Tetikte olmak ve yıpratıcı unsurları ilişkinizden uzak tutmak için çaba harcamak oldukça önemli. Bu etkenler arasında ayrılıkta payı olan üç yaygın sebebi sizinle paylaşıyoruz.
Aşırı eleştiri
Bazı insanlar, eşlerinin “beyaz atlı prens” ya da “sihirli prenses” olmasını bekliyor. Halbuki böyle beklentiler romantik ilişkileri hiç olumlu etkilemez. Çünkü genelde ilişkiden bekledikleri bu fantezi gerçekleşmediğinde hayal kırıklığına uğrar ve eşlerine “değiştiklerini” söylerler. Başka bir deyişle, eşinin sandığı gibi ruh eşi olmadığını gören kişiler doğal olarak kandırılmış hissine bürünürler. Sandıkları gibi büyülü bir durum olmadığını ve eşlerinin de herkes gibi olumsuz yanları ve ihtiyaçları olduğunu görünce ilişki eskisi kadar kusursuz devam etmez.
Savunmacı tutum
Savunmacı tutum, bazen de eşlerden birinin aşırı derecede güvensiz ve diğerine bağımlı olmasından kaynaklanır. Tıpkı bahsettiğimiz önceki durumda olduğu gibi, bu şartlar altında da sonuç her iki kişi için de olumsuz olacaktır. Eşlerden biri nedeni gerçek olsun veya olmasın kendini tehdit altında hissederken, diğeri sonsuz bir şüphe duyacaktır. Karşı tarafın korkmasına neden olan kişi ya onun üzerinde kontrol oyunları oynayacak ya da çözüme kavuşmayan bir suçluluk duygusuna kapılacaktır.
Bunları göz önünde tutarak, çiftin artık sevgiyle değil korkuyla bağlandığını söyleyebiliriz.

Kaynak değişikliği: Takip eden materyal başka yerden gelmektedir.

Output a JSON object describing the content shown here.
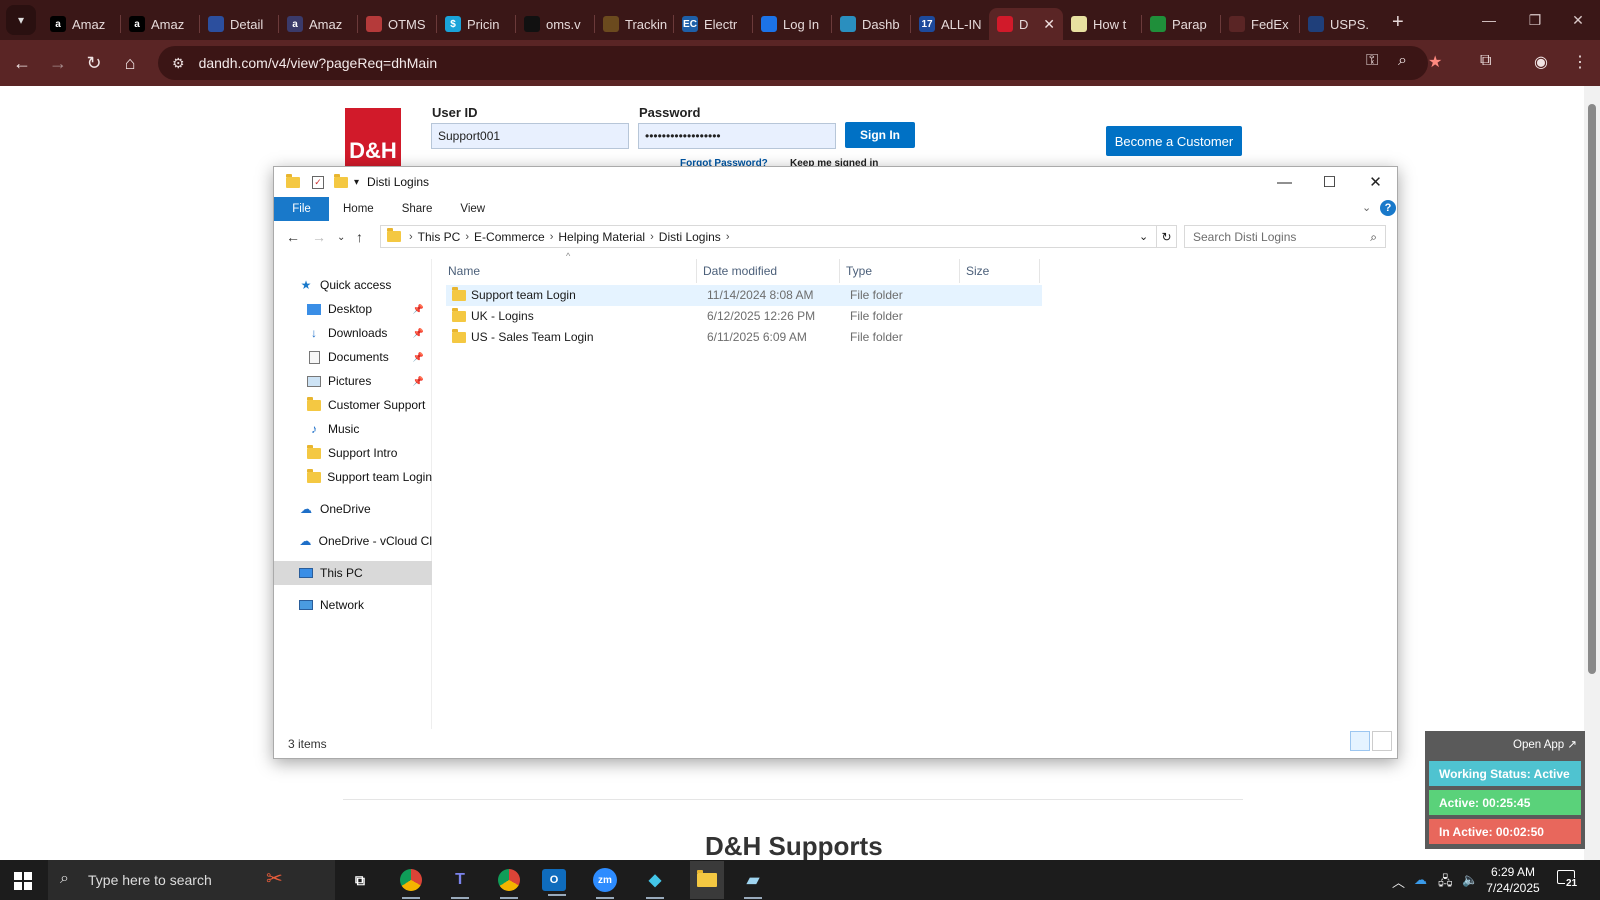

Birbirini koşulsuz seven ve destekleyen iki kişi, gizli iki düşmana dönüşmeye başlar. Eşler birbirine güvenemez. Kendilerini daima korumak zoruna hisseder. Bu durumda ise ya beraber bir karar alıp sorunu çözmeyi dener ya da ayrılık kararı alırlar. Bu durumda ayrılmak her ikisi için de yararlı olabilir.
Çatışmayı yok saymak
Tartışmayı önlemek de bir tür savunmacı tutum olarak sayılabilir. Bu davranış pasif veya üstü kapalı olabilir. Bunun mantığı tartışmaları, sorunları ve mesafeleri yok sayarak ayrılığı önlemektir.

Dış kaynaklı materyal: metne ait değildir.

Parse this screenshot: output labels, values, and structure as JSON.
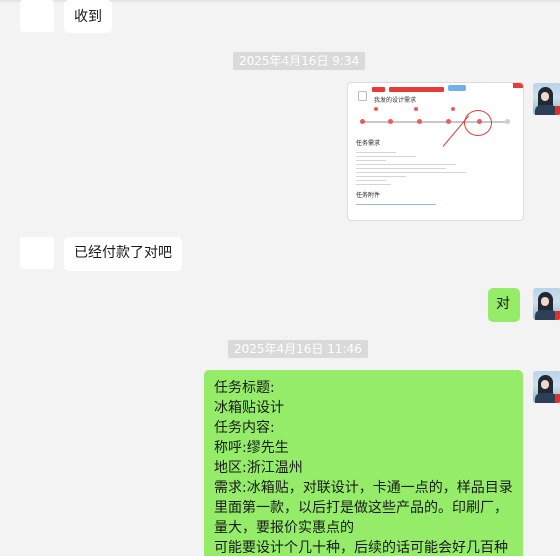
{
  "messages": {
    "m1": {
      "text": "收到"
    },
    "time1": "2025年4月16日 9:34",
    "image_thumb": {
      "title": "我发的设计需求",
      "section1": "任务需求",
      "section2": "任务附件"
    },
    "m2": {
      "text": "已经付款了对吧"
    },
    "m3": {
      "text": "对"
    },
    "time2": "2025年4月16日 11:46",
    "m4": {
      "lines": [
        "任务标题:",
        "冰箱贴设计",
        "任务内容:",
        "称呼:缪先生",
        "地区:浙江温州",
        "需求:冰箱贴，对联设计，卡通一点的，样品目录",
        "里面第一款，以后打是做这些产品的。印刷厂，",
        "量大，要报价实惠点的",
        "可能要设计个几十种，后续的话可能会好几百种"
      ]
    }
  },
  "colors": {
    "background": "#f3f3f3",
    "incoming_bubble": "#ffffff",
    "outgoing_bubble": "#95ec69",
    "timestamp_bg": "#dadada"
  }
}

Eşlerden biri diğerine karşı düşüncesiz ve zarar verici biçimde davranabilir. Buna karşılık bu muameleye maruz kalan taraf ise sessizliğini korur. Olanlara karşı hiçbir şey dile getirmez. Böyle bir şeyin ateşe körükle gitmek olacağını düşünerek tepki vermekten kaçınır. Bu nedenle ilişki, korku ve taraflardan birinin bağımlılığı yüzünden devam etmiş olur.

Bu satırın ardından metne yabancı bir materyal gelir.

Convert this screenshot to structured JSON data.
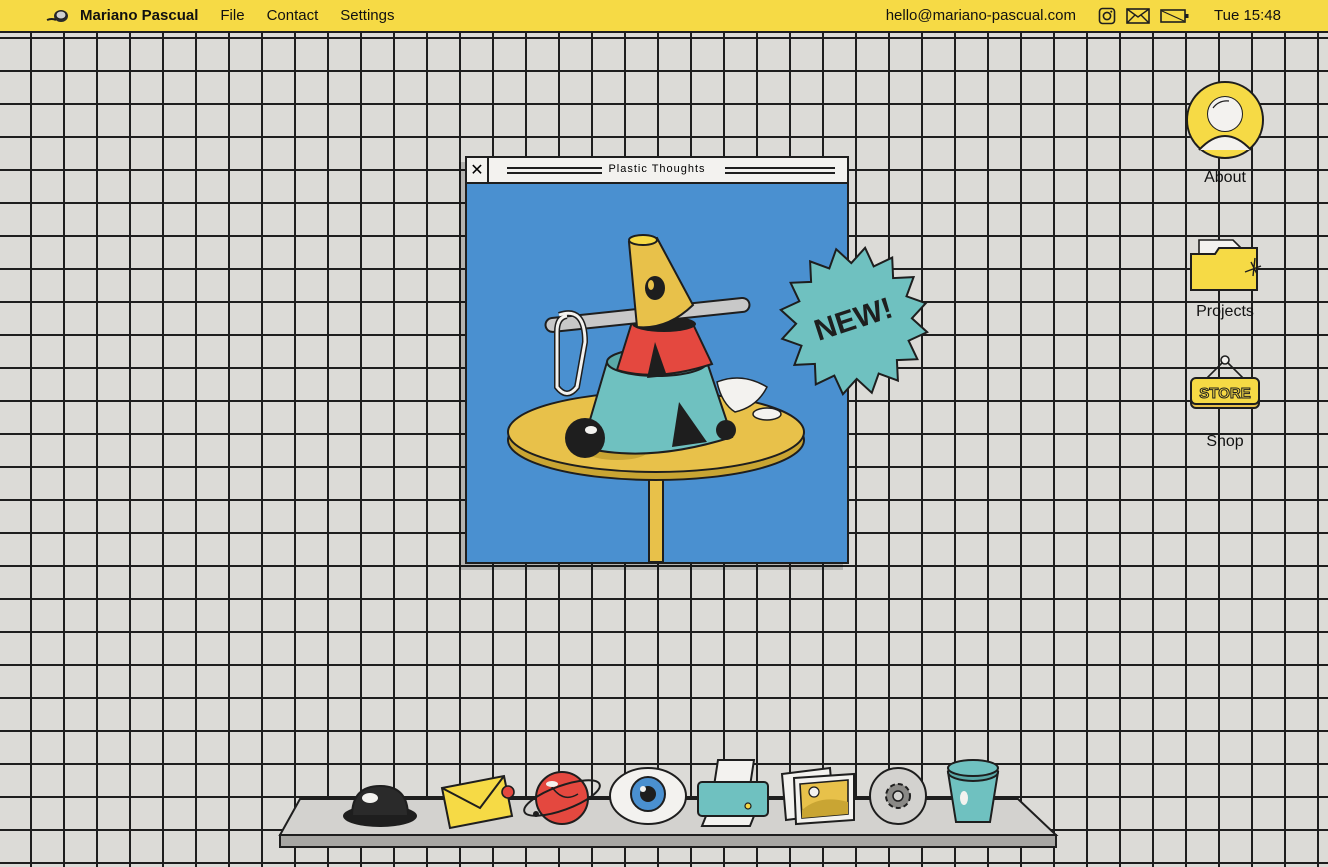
{
  "menubar": {
    "app_name": "Mariano Pascual",
    "menu": [
      "File",
      "Contact",
      "Settings"
    ],
    "email": "hello@mariano-pascual.com",
    "clock": "Tue 15:48",
    "icons": [
      "instagram-icon",
      "mail-icon",
      "battery-icon"
    ]
  },
  "window": {
    "title": "Plastic Thoughts",
    "close_glyph": "✕"
  },
  "badge": {
    "text": "NEW!",
    "color": "#6fc1c0"
  },
  "desktop_icons": [
    {
      "label": "About",
      "icon": "avatar-icon"
    },
    {
      "label": "Projects",
      "icon": "folder-icon"
    },
    {
      "label": "Shop",
      "icon": "store-sign-icon"
    }
  ],
  "dock": [
    "hole-icon",
    "envelope-icon",
    "planet-icon",
    "eye-icon",
    "printer-icon",
    "photos-icon",
    "settings-gear-icon",
    "trash-bin-icon"
  ],
  "colors": {
    "accent_yellow": "#f6da45",
    "window_blue": "#4a90d0",
    "teal": "#6fc1c0",
    "red": "#e4483f",
    "grid_bg": "#dcdbd7"
  }
}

Maalesef, tartışmaları yok saymak onları yok etmeye yetmiyor. Bir sorunu çözümsüz bıraktığınız her defasında, sorun daha da büyür ve dönüşü olmaz. Genelde çözülmemiş olan problemler kaygıya neden olur. Bunun yanı sıra, depresyon ve ciddi mutsuzluğa da yol açabilir. Elbette bu sırada asıl mesele de büyümeye devam eder.
Birlikte olmak yalnızca çekimde ibaret değildir. Bununla birlikte farklı durumlarla başa çıkmayı da bilmeniz gerekir. Eğer aşkı canlı tutmak ve ayrılıktan uzak kalmak istiyorsanız sevgiyle ancak net ve doğrudan iletişim kurmaya odaklanmalısınız. Ergenlik fantezilerinizi bir kenara bırakın, bu fanteziler ilişkinize faydadan çok zarar verir.